Calling off their fortnight-long strike, the Delhi Meat Association agreed to shift to Ghazipur after the Municipal Corporation of Delhi (MCD) promised traders another slaughterhouse and better facilities for livestock.
“The strike has been withdrawn and most meat shops are open,” said Mohd Aquin Qureshi, president of Delhi Meat Merchants Association.
Business will begin at the Ghazipur abattoir on Saturday. Till now, Allanasons, which exports meat to over 54 countries across the world and was given the contract for the abattoir, was using it for its own business.
The traders had stayed away from the “modern abattoir” saying it will mean loss of business to hundreds and slaughtering will incur a steeper charge.
On Thursday, dozens of traders were seen at Ghazipur abattoir, thronging around MCD and Allanasons officials, submitting money for registration. “There is not much space here to sell livestock, nor are there enough godowns where we can keep our animals,” said Wasiudin Qureshi, a livestock commission agent for over 30 years.

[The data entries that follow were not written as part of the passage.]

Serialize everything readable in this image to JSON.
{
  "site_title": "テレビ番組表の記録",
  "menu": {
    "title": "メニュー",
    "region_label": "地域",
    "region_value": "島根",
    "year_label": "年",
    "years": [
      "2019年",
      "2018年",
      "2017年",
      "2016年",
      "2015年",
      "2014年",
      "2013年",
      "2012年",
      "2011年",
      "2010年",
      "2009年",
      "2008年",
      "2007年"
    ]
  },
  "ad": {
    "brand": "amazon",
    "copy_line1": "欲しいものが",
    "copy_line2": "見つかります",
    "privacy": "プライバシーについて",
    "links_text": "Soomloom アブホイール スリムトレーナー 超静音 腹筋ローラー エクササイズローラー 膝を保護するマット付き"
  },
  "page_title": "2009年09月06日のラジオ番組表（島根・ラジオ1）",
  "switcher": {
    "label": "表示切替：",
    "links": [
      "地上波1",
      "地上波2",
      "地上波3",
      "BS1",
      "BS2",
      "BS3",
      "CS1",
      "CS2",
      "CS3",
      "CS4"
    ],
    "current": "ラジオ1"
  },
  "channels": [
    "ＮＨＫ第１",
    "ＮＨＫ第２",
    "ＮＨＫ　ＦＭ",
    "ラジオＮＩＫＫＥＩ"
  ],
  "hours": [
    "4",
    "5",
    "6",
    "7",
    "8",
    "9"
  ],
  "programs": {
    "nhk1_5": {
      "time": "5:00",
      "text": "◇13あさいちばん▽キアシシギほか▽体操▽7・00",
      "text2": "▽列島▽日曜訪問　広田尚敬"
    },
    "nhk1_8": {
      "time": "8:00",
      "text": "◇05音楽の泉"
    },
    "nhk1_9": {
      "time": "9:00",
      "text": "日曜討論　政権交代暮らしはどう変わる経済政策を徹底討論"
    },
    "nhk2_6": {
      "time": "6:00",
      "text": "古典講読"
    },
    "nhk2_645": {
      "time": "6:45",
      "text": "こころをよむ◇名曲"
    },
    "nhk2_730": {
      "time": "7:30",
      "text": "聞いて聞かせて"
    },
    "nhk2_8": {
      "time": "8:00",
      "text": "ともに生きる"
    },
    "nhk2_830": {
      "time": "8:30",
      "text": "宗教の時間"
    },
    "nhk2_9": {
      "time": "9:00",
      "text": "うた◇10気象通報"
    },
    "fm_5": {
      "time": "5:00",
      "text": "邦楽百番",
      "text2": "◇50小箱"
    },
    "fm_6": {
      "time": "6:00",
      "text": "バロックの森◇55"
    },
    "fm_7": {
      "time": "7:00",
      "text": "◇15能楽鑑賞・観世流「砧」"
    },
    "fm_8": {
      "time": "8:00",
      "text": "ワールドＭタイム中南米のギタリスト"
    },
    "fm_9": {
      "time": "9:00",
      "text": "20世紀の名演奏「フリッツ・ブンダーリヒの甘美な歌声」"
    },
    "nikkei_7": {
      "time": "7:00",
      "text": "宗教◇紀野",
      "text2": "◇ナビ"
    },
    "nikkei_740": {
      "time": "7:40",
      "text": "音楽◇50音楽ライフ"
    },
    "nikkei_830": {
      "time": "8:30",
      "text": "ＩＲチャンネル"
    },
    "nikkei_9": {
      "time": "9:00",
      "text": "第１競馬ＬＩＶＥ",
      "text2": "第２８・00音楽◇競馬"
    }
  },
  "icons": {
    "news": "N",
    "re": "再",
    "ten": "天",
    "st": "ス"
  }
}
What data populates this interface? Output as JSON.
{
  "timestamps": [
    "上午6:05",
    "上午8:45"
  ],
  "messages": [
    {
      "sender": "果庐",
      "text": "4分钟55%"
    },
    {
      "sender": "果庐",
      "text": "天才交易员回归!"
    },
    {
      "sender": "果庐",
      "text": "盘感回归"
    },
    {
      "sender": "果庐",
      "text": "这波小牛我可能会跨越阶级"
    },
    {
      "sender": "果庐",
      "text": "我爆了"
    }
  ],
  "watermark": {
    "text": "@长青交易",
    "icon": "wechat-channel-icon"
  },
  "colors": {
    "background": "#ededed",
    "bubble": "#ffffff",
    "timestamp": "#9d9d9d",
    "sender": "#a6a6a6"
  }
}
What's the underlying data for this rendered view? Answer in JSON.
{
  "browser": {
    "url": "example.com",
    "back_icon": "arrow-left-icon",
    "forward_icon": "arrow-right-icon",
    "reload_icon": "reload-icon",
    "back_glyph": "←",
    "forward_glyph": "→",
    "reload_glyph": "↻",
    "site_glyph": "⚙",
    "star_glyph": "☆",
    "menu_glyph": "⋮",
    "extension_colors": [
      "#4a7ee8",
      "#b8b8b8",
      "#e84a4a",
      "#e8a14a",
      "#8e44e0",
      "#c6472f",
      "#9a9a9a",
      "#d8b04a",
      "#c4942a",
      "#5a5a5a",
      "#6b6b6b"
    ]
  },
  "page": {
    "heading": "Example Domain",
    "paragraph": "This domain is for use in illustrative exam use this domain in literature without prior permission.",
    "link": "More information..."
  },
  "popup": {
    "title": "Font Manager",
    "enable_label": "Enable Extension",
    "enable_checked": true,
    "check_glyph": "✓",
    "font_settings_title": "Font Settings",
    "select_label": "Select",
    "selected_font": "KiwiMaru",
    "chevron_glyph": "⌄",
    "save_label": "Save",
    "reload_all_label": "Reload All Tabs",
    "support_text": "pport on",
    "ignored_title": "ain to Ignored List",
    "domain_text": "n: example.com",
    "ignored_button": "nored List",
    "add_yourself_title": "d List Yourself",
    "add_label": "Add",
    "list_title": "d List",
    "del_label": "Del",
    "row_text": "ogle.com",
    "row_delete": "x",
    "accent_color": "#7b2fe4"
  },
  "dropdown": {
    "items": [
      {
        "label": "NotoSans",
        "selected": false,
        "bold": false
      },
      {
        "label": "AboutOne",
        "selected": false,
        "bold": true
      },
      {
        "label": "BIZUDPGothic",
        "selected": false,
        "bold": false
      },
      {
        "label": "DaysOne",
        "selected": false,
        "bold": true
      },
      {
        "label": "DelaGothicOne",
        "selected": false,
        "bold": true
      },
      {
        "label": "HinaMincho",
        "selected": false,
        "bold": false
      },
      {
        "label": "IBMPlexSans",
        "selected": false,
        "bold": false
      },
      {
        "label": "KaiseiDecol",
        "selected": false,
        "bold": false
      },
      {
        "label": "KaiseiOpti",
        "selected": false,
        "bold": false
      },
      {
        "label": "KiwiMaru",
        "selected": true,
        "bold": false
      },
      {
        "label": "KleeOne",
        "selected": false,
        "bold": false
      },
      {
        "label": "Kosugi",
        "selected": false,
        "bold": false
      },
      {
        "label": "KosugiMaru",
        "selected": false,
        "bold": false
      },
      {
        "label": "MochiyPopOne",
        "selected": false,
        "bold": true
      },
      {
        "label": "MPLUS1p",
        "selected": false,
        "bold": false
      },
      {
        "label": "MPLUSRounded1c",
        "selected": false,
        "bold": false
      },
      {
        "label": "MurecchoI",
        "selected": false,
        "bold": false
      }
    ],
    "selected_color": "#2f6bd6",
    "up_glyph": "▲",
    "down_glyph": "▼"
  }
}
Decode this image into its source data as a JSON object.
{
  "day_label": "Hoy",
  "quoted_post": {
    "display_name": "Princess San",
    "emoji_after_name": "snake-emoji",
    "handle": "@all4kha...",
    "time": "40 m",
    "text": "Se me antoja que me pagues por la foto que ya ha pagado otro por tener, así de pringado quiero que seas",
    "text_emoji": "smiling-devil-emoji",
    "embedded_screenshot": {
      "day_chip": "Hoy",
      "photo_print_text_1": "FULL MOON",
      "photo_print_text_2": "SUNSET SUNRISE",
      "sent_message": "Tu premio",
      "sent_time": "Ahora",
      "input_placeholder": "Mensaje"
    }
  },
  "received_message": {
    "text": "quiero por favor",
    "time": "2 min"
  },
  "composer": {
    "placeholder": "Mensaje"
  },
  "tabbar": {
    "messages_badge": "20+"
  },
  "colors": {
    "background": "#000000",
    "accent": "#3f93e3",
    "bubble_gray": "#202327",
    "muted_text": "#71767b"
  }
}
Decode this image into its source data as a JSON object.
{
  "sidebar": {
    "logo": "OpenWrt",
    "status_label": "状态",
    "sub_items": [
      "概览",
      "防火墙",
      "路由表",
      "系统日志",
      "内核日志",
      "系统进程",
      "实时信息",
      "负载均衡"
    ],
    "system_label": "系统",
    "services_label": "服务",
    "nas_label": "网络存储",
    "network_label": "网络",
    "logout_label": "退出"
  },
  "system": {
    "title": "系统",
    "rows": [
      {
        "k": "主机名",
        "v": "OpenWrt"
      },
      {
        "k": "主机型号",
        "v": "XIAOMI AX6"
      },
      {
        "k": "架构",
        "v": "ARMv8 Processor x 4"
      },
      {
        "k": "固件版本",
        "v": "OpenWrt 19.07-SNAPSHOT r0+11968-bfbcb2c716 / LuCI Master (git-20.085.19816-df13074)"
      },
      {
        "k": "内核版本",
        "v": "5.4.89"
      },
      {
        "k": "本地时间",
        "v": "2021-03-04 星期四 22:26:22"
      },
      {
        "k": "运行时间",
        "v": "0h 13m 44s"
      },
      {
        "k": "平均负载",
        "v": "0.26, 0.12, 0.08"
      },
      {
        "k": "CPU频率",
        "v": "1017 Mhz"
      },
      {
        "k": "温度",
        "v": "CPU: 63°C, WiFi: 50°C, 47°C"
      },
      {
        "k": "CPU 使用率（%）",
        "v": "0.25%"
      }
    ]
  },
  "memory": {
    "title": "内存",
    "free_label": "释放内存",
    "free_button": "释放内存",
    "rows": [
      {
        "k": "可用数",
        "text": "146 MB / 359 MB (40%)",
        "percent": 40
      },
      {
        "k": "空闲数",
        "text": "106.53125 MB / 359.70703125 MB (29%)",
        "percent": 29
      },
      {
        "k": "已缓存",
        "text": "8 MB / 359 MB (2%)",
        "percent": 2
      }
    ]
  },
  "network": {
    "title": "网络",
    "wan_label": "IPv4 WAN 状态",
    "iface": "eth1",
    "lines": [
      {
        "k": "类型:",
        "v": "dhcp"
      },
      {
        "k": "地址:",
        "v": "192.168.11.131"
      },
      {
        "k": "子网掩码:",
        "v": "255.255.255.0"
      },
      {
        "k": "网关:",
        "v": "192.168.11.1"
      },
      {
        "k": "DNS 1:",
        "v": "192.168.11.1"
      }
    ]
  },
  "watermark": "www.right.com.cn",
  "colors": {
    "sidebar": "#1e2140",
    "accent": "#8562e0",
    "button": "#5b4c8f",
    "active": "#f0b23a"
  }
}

The chief woe of Qureshi and agents like him is that they have to pay Rs 10,000 each month to the company for 12 sq yards of space, where they will conduct their business with livestock sellers — mostly from Rajasthan, Haryana and Punjab — and meat purchasers. They earlier had been paying a nominal sum of Rs 500 to the MCD. The retail meat sellers will also have to pay more as slaughtering charges. Alinbi Qureshi, a meat supplier in Jama Masjid, said: “Now slaughter of sheep will be costlier by over Rs 20 and buffalo by about Rs 25. This will make meat costlier.”